# Ammunition shortages already ?



## bones44 (Jan 7, 2011)

http://www.guns.com/...y-dwindles.html


----------



## hassell (Feb 9, 2010)

I think its mostly the manufactures who are hoarding in order to drive up prices - Plus what better time to do it then before an election.


----------



## poe (Feb 10, 2010)

glad I have lots of stuff at home to reload. Looks like stocking up way more than I need may just pay off haha.


----------



## fr3db3ar (Aug 6, 2011)

I over-stocked after the last debacle. Enough 22 to last a few years and plenty of reloading supplies for the CFs.


----------



## ReidRH (Feb 1, 2010)

Homeland Security just ordered 450 Million Rounds, ATK has been awarded a ID/IQ Indefinite Delivery/ Indefinite Quantity Contract with the DHS. Reckon what they scared of! That is prolly why it is getting harder and harder to get ammo! Our Government is Buying it all up with OUR Money!!

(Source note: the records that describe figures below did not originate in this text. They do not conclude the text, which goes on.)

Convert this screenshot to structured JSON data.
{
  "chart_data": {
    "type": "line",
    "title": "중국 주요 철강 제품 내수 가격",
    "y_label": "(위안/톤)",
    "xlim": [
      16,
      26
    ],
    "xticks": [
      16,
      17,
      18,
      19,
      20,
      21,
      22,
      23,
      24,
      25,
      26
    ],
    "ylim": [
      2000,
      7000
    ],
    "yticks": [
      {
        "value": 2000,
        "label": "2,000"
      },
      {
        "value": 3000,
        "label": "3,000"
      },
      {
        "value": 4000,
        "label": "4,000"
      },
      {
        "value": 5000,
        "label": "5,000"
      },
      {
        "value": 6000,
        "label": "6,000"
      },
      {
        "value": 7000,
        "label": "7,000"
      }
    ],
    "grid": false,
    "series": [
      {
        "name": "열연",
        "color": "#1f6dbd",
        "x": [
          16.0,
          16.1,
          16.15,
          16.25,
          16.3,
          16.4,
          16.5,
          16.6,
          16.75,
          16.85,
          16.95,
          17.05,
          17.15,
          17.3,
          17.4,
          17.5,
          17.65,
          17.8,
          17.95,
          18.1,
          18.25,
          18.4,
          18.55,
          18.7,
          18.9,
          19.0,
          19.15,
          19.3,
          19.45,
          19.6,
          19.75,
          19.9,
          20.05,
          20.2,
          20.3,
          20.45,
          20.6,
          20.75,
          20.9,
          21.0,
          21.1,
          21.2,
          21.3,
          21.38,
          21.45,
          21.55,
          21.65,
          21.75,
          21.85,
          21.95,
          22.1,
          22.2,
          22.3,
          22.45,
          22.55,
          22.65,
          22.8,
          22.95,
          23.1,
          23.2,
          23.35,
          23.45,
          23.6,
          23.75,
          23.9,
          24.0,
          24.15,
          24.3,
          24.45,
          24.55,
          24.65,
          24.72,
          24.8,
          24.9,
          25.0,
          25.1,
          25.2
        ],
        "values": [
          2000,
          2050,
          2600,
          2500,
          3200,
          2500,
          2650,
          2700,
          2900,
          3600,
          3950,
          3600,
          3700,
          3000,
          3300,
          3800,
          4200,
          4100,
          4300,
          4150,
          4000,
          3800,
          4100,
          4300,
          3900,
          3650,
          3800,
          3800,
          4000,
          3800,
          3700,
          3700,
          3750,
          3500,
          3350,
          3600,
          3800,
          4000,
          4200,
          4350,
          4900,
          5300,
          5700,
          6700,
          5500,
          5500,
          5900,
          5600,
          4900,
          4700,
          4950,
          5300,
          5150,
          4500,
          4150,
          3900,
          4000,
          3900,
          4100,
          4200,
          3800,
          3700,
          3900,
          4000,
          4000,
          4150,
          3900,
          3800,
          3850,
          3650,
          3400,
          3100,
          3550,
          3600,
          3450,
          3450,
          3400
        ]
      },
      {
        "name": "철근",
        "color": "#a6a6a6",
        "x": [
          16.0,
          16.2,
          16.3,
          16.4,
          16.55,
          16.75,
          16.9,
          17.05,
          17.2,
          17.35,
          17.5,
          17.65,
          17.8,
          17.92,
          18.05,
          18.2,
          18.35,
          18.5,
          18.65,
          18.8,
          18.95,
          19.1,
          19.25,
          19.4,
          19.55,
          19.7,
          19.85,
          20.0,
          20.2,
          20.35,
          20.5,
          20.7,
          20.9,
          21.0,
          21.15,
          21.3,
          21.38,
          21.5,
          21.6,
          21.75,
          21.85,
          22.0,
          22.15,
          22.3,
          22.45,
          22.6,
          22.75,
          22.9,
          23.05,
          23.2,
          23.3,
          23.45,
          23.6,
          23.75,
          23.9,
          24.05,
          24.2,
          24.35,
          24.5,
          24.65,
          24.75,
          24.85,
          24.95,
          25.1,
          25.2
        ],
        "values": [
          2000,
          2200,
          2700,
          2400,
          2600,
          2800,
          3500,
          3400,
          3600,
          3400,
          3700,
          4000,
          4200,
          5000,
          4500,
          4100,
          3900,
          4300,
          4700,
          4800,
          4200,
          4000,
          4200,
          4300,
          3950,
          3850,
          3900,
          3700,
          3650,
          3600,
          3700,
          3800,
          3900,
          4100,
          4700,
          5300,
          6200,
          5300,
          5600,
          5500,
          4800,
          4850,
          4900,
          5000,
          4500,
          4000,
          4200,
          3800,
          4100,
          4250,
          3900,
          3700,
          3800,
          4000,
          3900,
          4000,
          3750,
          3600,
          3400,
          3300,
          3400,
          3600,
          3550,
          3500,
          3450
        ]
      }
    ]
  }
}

Here is the link: usahitman.com


----------



## bones44 (Jan 7, 2011)

I saw where you posted that on FB. Up to 450 million rounds within what 4 years I think ? Talk about hoarding ! Basteges don't use that much range time. Where's the accounting for all of this stuff ?


----------



## 220swift (Mar 2, 2011)

_WOW! _Guess I better order another batch.......


----------



## bones44 (Jan 7, 2011)

In the article it said they ordered .40 cal. ammunition. Didn't mention any others. I'm sure once the news starts spreading we'll learn more. You know since the Obama administration is so anti-gun and all except when they're arming themselves !


----------